Demonstration of Edge AI Acceleration using KleidiAI and ExecuTorch at PyTorch Conference 2024

Posted by



Edge AI acceleration is a cutting-edge technology that enables AI models to be deployed directly on edge devices, such as smartphones, cameras, and IoT devices, without the need for a connection to the cloud. This technology has gained immense popularity in recent years due to its ability to perform real-time inference on the edge, reducing latency and ensuring privacy and security of data.

In this tutorial, we will explore how to accelerate AI models on the edge using KleidiAI and ExecuTorch Demo, a powerful tool for edge AI deployment. KleidiAI is a cloud-based platform that provides a unified interface for developing, deploying, and managing AI models on edge devices. ExecuTorch Demo is a free software package that allows you to easily deploy and run PyTorch models on edge devices.

To get started, you will need to have a basic understanding of PyTorch and how to train and evaluate AI models. If you are new to PyTorch, I recommend checking out the official PyTorch documentation and tutorials to familiarize yourself with the framework.

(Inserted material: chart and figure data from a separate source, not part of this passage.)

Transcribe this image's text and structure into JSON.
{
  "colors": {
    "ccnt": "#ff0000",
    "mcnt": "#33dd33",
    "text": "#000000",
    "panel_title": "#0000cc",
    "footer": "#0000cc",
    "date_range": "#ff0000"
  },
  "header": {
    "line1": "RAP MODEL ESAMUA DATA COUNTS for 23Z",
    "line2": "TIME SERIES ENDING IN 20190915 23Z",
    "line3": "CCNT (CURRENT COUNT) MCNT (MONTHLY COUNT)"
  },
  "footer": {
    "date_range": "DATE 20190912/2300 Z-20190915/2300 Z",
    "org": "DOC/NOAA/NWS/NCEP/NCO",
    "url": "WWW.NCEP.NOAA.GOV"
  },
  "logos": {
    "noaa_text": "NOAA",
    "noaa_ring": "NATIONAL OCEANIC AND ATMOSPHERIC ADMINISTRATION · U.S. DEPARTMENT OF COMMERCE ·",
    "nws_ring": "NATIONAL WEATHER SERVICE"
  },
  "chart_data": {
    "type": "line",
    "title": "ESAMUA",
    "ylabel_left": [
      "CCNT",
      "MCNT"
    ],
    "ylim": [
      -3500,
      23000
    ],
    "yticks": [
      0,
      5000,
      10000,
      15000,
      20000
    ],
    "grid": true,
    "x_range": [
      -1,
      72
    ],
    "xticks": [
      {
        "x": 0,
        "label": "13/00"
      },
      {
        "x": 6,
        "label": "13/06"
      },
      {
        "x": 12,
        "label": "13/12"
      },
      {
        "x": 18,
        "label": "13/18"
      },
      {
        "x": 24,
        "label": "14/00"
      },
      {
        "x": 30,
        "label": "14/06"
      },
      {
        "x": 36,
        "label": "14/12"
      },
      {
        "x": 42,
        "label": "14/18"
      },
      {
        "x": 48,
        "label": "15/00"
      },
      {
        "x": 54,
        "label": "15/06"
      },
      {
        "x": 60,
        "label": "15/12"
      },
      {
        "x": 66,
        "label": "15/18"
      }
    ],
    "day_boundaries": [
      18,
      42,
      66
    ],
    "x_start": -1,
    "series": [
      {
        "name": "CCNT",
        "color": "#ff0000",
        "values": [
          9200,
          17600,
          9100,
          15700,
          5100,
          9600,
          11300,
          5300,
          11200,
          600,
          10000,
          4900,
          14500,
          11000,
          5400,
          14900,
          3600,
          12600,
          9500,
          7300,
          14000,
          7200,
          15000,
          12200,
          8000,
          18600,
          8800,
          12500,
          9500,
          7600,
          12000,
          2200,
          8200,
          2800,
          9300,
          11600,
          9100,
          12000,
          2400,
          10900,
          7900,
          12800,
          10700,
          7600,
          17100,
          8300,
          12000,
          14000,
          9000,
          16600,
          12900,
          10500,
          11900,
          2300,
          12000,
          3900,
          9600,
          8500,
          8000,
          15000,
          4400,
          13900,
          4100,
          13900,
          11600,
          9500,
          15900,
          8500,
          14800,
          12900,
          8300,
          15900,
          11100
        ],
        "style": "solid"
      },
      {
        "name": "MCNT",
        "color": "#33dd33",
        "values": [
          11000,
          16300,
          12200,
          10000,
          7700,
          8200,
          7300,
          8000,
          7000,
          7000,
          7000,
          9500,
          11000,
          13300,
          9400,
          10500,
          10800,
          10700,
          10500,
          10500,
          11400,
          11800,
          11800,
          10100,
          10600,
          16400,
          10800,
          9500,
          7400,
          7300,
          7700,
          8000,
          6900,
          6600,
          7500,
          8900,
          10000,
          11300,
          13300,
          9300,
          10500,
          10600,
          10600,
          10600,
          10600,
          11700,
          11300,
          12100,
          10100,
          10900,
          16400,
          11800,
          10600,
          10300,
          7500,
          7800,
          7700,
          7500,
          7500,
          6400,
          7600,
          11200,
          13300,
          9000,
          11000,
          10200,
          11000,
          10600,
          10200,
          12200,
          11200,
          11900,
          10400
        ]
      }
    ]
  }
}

Step 1: Install KleidiAI and ExecuTorch Demo

First, you will need to install KleidiAI and ExecuTorch Demo on your local machine. You can find the installation instructions for both tools on their respective websites. Make sure to follow the installation guide carefully to ensure that both tools are properly installed and configured on your machine.

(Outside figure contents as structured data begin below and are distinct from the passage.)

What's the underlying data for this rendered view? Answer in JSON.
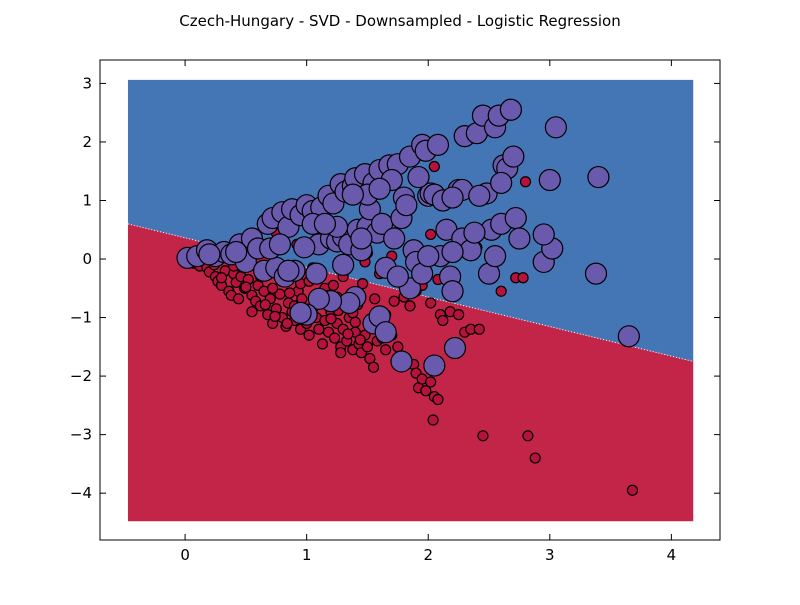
{
  "chart_data": {
    "type": "scatter",
    "title": "Czech-Hungary - SVD - Downsampled - Logistic Regression",
    "xlabel": "",
    "ylabel": "",
    "xlim": [
      -0.7,
      4.4
    ],
    "ylim": [
      -4.8,
      3.4
    ],
    "x_ticks": [
      0,
      1,
      2,
      3,
      4
    ],
    "y_ticks": [
      3,
      2,
      1,
      0,
      -1,
      -2,
      -3,
      -4
    ],
    "x_tick_labels": [
      "0",
      "1",
      "2",
      "3",
      "4"
    ],
    "y_tick_labels": [
      "3",
      "2",
      "1",
      "0",
      "−1",
      "−2",
      "−3",
      "−4"
    ],
    "grid": false,
    "legend": "none",
    "decision_region": {
      "x_range": [
        -0.47,
        4.18
      ],
      "y_range": [
        -4.48,
        3.06
      ],
      "boundary_line": [
        [
          -0.47,
          0.6
        ],
        [
          4.18,
          -1.75
        ]
      ],
      "upper_color": "#4475b4",
      "lower_color": "#c32549"
    },
    "colors": {
      "class_small": "#b5123c",
      "class_large": "#6a5aad",
      "edge": "#000000"
    },
    "series": [
      {
        "points": [
          [
            0.07,
            -0.07
          ],
          [
            0.12,
            -0.12
          ],
          [
            0.15,
            -0.05
          ],
          [
            0.18,
            -0.15
          ],
          [
            0.2,
            -0.22
          ],
          [
            0.24,
            -0.1
          ],
          [
            0.25,
            -0.3
          ],
          [
            0.27,
            -0.38
          ],
          [
            0.3,
            -0.45
          ],
          [
            0.33,
            -0.2
          ],
          [
            0.36,
            -0.55
          ],
          [
            0.38,
            -0.62
          ],
          [
            0.4,
            -0.25
          ],
          [
            0.42,
            -0.4
          ],
          [
            0.44,
            -0.68
          ],
          [
            0.46,
            -0.3
          ],
          [
            0.49,
            -0.5
          ],
          [
            0.52,
            -0.35
          ],
          [
            0.55,
            -0.62
          ],
          [
            0.58,
            -0.72
          ],
          [
            0.6,
            -0.45
          ],
          [
            0.62,
            -0.8
          ],
          [
            0.65,
            -0.55
          ],
          [
            0.68,
            -0.95
          ],
          [
            0.7,
            -0.68
          ],
          [
            0.72,
            -1.1
          ],
          [
            0.75,
            -0.85
          ],
          [
            0.78,
            -0.6
          ],
          [
            0.8,
            -1.0
          ],
          [
            0.83,
            -1.15
          ],
          [
            0.85,
            -0.75
          ],
          [
            0.88,
            -0.9
          ],
          [
            0.9,
            -1.05
          ],
          [
            0.93,
            -0.55
          ],
          [
            0.95,
            -1.2
          ],
          [
            0.98,
            -0.95
          ],
          [
            1.0,
            -1.1
          ],
          [
            1.02,
            -1.3
          ],
          [
            1.05,
            -0.85
          ],
          [
            1.08,
            -1.0
          ],
          [
            1.1,
            -1.2
          ],
          [
            1.13,
            -1.45
          ],
          [
            1.15,
            -1.05
          ],
          [
            1.18,
            -1.25
          ],
          [
            1.2,
            -0.9
          ],
          [
            1.23,
            -1.35
          ],
          [
            1.25,
            -1.1
          ],
          [
            1.28,
            -1.5
          ],
          [
            1.3,
            -1.2
          ],
          [
            1.33,
            -1.4
          ],
          [
            1.35,
            -1.0
          ],
          [
            1.38,
            -1.55
          ],
          [
            1.4,
            -1.25
          ],
          [
            1.43,
            -1.45
          ],
          [
            1.45,
            -1.6
          ],
          [
            1.48,
            -1.3
          ],
          [
            1.5,
            -1.5
          ],
          [
            1.52,
            -1.7
          ],
          [
            1.55,
            -1.85
          ],
          [
            1.58,
            -1.4
          ],
          [
            1.6,
            -1.2
          ],
          [
            1.65,
            -1.55
          ],
          [
            1.7,
            -1.3
          ],
          [
            1.75,
            -1.5
          ],
          [
            1.8,
            -0.65
          ],
          [
            1.85,
            -0.8
          ],
          [
            1.88,
            -1.8
          ],
          [
            1.9,
            -1.95
          ],
          [
            1.92,
            -2.2
          ],
          [
            1.95,
            -2.05
          ],
          [
            1.98,
            -2.25
          ],
          [
            2.02,
            -2.1
          ],
          [
            2.05,
            -2.35
          ],
          [
            2.08,
            -2.4
          ],
          [
            2.04,
            -2.75
          ],
          [
            2.02,
            -0.75
          ],
          [
            2.1,
            -0.95
          ],
          [
            2.12,
            -1.05
          ],
          [
            2.18,
            -0.9
          ],
          [
            2.25,
            -0.95
          ],
          [
            2.3,
            -1.25
          ],
          [
            2.35,
            -1.2
          ],
          [
            2.42,
            -1.2
          ],
          [
            2.45,
            -3.02
          ],
          [
            2.6,
            -0.55
          ],
          [
            2.72,
            -0.32
          ],
          [
            2.78,
            -0.32
          ],
          [
            2.8,
            1.32
          ],
          [
            2.82,
            -3.02
          ],
          [
            2.88,
            -3.4
          ],
          [
            3.68,
            -3.95
          ],
          [
            2.05,
            1.58
          ],
          [
            2.02,
            0.42
          ],
          [
            1.0,
            0.75
          ],
          [
            0.75,
            0.45
          ],
          [
            0.85,
            0.65
          ],
          [
            1.5,
            0.1
          ],
          [
            1.7,
            0.05
          ],
          [
            2.4,
            0.2
          ],
          [
            0.92,
            0.25
          ],
          [
            1.35,
            0.18
          ],
          [
            1.12,
            0.45
          ],
          [
            1.6,
            -0.25
          ],
          [
            1.78,
            -0.35
          ],
          [
            0.68,
            -0.25
          ],
          [
            0.48,
            -0.15
          ],
          [
            1.95,
            -0.45
          ],
          [
            1.25,
            -0.65
          ],
          [
            1.42,
            -0.78
          ],
          [
            0.95,
            -0.42
          ],
          [
            1.15,
            -0.5
          ],
          [
            0.55,
            -0.9
          ],
          [
            0.8,
            -0.35
          ],
          [
            1.65,
            -0.95
          ],
          [
            1.48,
            -0.05
          ],
          [
            1.3,
            -0.3
          ],
          [
            1.05,
            -0.15
          ],
          [
            0.6,
            0.1
          ],
          [
            0.78,
            0.18
          ],
          [
            1.22,
            -0.45
          ],
          [
            1.38,
            -0.92
          ],
          [
            1.52,
            -1.12
          ],
          [
            1.72,
            -0.72
          ],
          [
            1.08,
            -0.72
          ],
          [
            0.9,
            -0.8
          ],
          [
            0.72,
            -0.5
          ],
          [
            1.32,
            -0.78
          ],
          [
            1.46,
            -0.42
          ],
          [
            1.18,
            -0.62
          ],
          [
            1.02,
            -0.38
          ],
          [
            0.62,
            -0.3
          ],
          [
            0.86,
            -0.58
          ],
          [
            1.56,
            -0.68
          ],
          [
            1.9,
            -0.55
          ],
          [
            2.08,
            -0.35
          ],
          [
            2.22,
            -0.6
          ],
          [
            0.4,
            -0.12
          ],
          [
            0.3,
            -0.32
          ],
          [
            0.5,
            -0.48
          ],
          [
            0.66,
            -0.78
          ],
          [
            0.96,
            -0.68
          ],
          [
            1.26,
            -0.88
          ],
          [
            1.4,
            -1.08
          ],
          [
            1.62,
            -1.35
          ],
          [
            1.2,
            -1.02
          ],
          [
            0.74,
            -0.98
          ],
          [
            0.84,
            -1.1
          ],
          [
            1.44,
            -1.38
          ],
          [
            1.34,
            -1.28
          ],
          [
            1.28,
            -1.6
          ]
        ]
      },
      {
        "points": [
          [
            0.02,
            0.02
          ],
          [
            0.1,
            0.05
          ],
          [
            0.18,
            0.15
          ],
          [
            0.25,
            0.05
          ],
          [
            0.32,
            0.12
          ],
          [
            0.38,
            0.08
          ],
          [
            0.45,
            0.25
          ],
          [
            0.5,
            -0.05
          ],
          [
            0.55,
            0.35
          ],
          [
            0.6,
            0.18
          ],
          [
            0.65,
            -0.2
          ],
          [
            0.68,
            0.6
          ],
          [
            0.72,
            0.7
          ],
          [
            0.75,
            -0.15
          ],
          [
            0.8,
            0.8
          ],
          [
            0.82,
            -0.3
          ],
          [
            0.85,
            0.55
          ],
          [
            0.88,
            0.85
          ],
          [
            0.9,
            -0.2
          ],
          [
            0.95,
            0.75
          ],
          [
            1.0,
            0.92
          ],
          [
            1.05,
            0.82
          ],
          [
            1.08,
            -0.25
          ],
          [
            1.1,
            0.25
          ],
          [
            1.12,
            0.88
          ],
          [
            1.18,
            1.08
          ],
          [
            1.2,
            0.35
          ],
          [
            1.22,
            0.95
          ],
          [
            1.25,
            0.3
          ],
          [
            1.28,
            1.28
          ],
          [
            1.3,
            0.38
          ],
          [
            1.32,
            1.15
          ],
          [
            1.35,
            0.25
          ],
          [
            1.38,
            1.25
          ],
          [
            1.4,
            1.38
          ],
          [
            1.42,
            0.5
          ],
          [
            1.45,
            0.15
          ],
          [
            1.48,
            1.45
          ],
          [
            1.5,
            0.55
          ],
          [
            1.52,
            0.85
          ],
          [
            1.55,
            1.3
          ],
          [
            1.58,
            0.45
          ],
          [
            1.6,
            1.52
          ],
          [
            1.62,
            0.6
          ],
          [
            1.65,
            -0.15
          ],
          [
            1.68,
            1.6
          ],
          [
            1.72,
            0.35
          ],
          [
            1.75,
            1.62
          ],
          [
            1.78,
            0.7
          ],
          [
            1.8,
            1.05
          ],
          [
            1.82,
            0.92
          ],
          [
            1.85,
            1.75
          ],
          [
            1.88,
            0.15
          ],
          [
            1.9,
            -0.05
          ],
          [
            1.95,
            1.95
          ],
          [
            1.98,
            1.85
          ],
          [
            2.0,
            1.08
          ],
          [
            2.02,
            1.12
          ],
          [
            2.05,
            1.1
          ],
          [
            2.08,
            1.95
          ],
          [
            2.1,
            0.05
          ],
          [
            2.12,
            1.0
          ],
          [
            2.15,
            0.5
          ],
          [
            2.18,
            -0.3
          ],
          [
            2.2,
            -0.55
          ],
          [
            2.22,
            -1.52
          ],
          [
            2.25,
            1.18
          ],
          [
            2.28,
            0.35
          ],
          [
            2.3,
            2.1
          ],
          [
            2.35,
            0.15
          ],
          [
            2.4,
            2.15
          ],
          [
            2.45,
            2.45
          ],
          [
            2.48,
            1.12
          ],
          [
            2.5,
            -0.25
          ],
          [
            2.52,
            0.5
          ],
          [
            2.55,
            2.25
          ],
          [
            2.58,
            2.45
          ],
          [
            2.6,
            0.6
          ],
          [
            2.62,
            1.6
          ],
          [
            2.65,
            1.55
          ],
          [
            2.68,
            2.55
          ],
          [
            2.7,
            1.75
          ],
          [
            2.72,
            0.7
          ],
          [
            2.75,
            0.35
          ],
          [
            2.95,
            -0.05
          ],
          [
            3.0,
            1.35
          ],
          [
            3.02,
            0.18
          ],
          [
            3.05,
            2.25
          ],
          [
            3.38,
            -0.25
          ],
          [
            3.4,
            1.4
          ],
          [
            3.65,
            -1.32
          ],
          [
            2.05,
            -1.82
          ],
          [
            1.78,
            -1.75
          ],
          [
            1.85,
            -0.5
          ],
          [
            1.55,
            -1.1
          ],
          [
            1.6,
            -0.98
          ],
          [
            1.65,
            -1.25
          ],
          [
            1.4,
            -0.65
          ],
          [
            1.35,
            -0.75
          ],
          [
            1.2,
            -0.72
          ],
          [
            1.1,
            -0.68
          ],
          [
            1.0,
            -0.95
          ],
          [
            0.95,
            -0.92
          ],
          [
            0.85,
            -0.2
          ],
          [
            0.7,
            0.18
          ],
          [
            1.05,
            0.6
          ],
          [
            1.25,
            0.55
          ],
          [
            1.45,
            0.35
          ],
          [
            1.3,
            -0.1
          ],
          [
            1.75,
            -0.3
          ],
          [
            1.95,
            -0.25
          ],
          [
            2.0,
            0.05
          ],
          [
            2.2,
            0.12
          ],
          [
            2.38,
            0.45
          ],
          [
            2.55,
            0.05
          ],
          [
            2.95,
            0.42
          ],
          [
            2.6,
            1.3
          ],
          [
            1.92,
            1.4
          ],
          [
            2.28,
            1.18
          ],
          [
            1.15,
            0.6
          ],
          [
            0.98,
            0.2
          ],
          [
            0.78,
            0.25
          ],
          [
            0.42,
            0.12
          ],
          [
            0.2,
            0.08
          ],
          [
            1.5,
            1.1
          ],
          [
            1.7,
            1.35
          ],
          [
            2.2,
            1.05
          ],
          [
            2.42,
            1.08
          ],
          [
            1.6,
            1.2
          ],
          [
            1.38,
            1.1
          ]
        ]
      }
    ]
  }
}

Step 2: Prepare your AI model for deployment

Before deploying your AI model on the edge, you will need to prepare your model for deployment. This involves converting your trained PyTorch model to a format that can be run on edge devices. You can use tools like TorchScript or ONNX to convert your PyTorch model to a format that is compatible with ExecuTorch Demo.

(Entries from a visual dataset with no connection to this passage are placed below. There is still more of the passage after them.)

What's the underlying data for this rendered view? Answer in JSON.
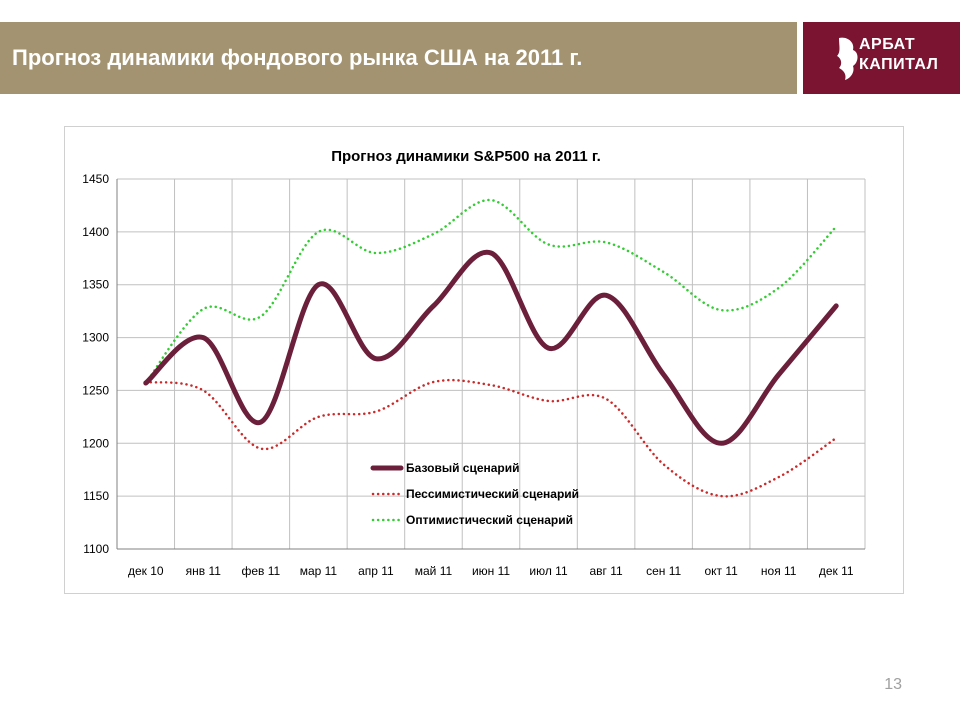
{
  "header": {
    "title": "Прогноз динамики фондового рынка США на 2011 г.",
    "background_color": "#a39370"
  },
  "logo": {
    "line1": "АРБАТ",
    "line2": "КАПИТАЛ",
    "background_color": "#7a1430",
    "icon": "lion-emblem-icon"
  },
  "chart_data": {
    "type": "line",
    "title": "Прогноз динамики S&P500 на 2011 г.",
    "xlabel": "",
    "ylabel": "",
    "categories": [
      "дек 10",
      "янв 11",
      "фев 11",
      "мар 11",
      "апр 11",
      "май 11",
      "июн 11",
      "июл 11",
      "авг 11",
      "сен 11",
      "окт 11",
      "ноя 11",
      "дек 11"
    ],
    "ylim": [
      1100,
      1450
    ],
    "yticks": [
      1100,
      1150,
      1200,
      1250,
      1300,
      1350,
      1400,
      1450
    ],
    "grid": true,
    "legend_position": "bottom-center",
    "series": [
      {
        "name": "Базовый сценарий",
        "color": "#6b1f3a",
        "style": "solid",
        "values": [
          1257,
          1300,
          1220,
          1350,
          1280,
          1330,
          1380,
          1290,
          1340,
          1265,
          1200,
          1265,
          1330
        ]
      },
      {
        "name": "Пессимистический сценарий",
        "color": "#cc2a2a",
        "style": "dotted",
        "values": [
          1258,
          1250,
          1195,
          1225,
          1230,
          1258,
          1255,
          1240,
          1242,
          1180,
          1150,
          1168,
          1205
        ]
      },
      {
        "name": "Оптимистический сценарий",
        "color": "#33cc33",
        "style": "dotted",
        "values": [
          1257,
          1327,
          1320,
          1400,
          1380,
          1398,
          1430,
          1388,
          1390,
          1362,
          1326,
          1347,
          1405
        ]
      }
    ]
  },
  "footer": {
    "page_number": "13"
  }
}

Step 3: Deploy your AI model on the edge with KleidiAI and ExecuTorch Demo

Once you have prepared your AI model for deployment, you can use KleidiAI and ExecuTorch Demo to deploy your model on edge devices. KleidiAI provides a user-friendly interface for uploading, managing, and deploying AI models on the edge. You can easily upload your model to KleidiAI, configure the deployment settings, and deploy your model to edge devices with just a few clicks.

ExecuTorch Demo, on the other hand, allows you to run your deployed model on edge devices and test its performance in real-time. You can use ExecuTorch Demo to evaluate the accuracy, latency, and resource usage of your deployed model on different edge devices. This will help you optimize your model for edge deployment and ensure that it performs efficiently on resource-constrained devices.

Step 4: Monitor and manage your deployed AI model

After deploying your AI model on the edge, you can use KleidiAI to monitor and manage your deployed model. KleidiAI provides real-time monitoring of your deployed model’s performance, including accuracy, latency, and resource usage. You can also use KleidiAI to update, scale, and manage your deployed model on edge devices, ensuring that it continues to perform optimally in production.

In conclusion, Edge AI acceleration with KleidiAI and ExecuTorch Demo is a powerful tool for deploying and running AI models on edge devices. By following the steps outlined in this tutorial, you can easily deploy, monitor, and manage your AI models on the edge, ensuring real-time inference, low latency, and efficient resource usage. I hope this tutorial has been helpful in showcasing the capabilities of edge AI acceleration and how you can leverage it for your own AI projects.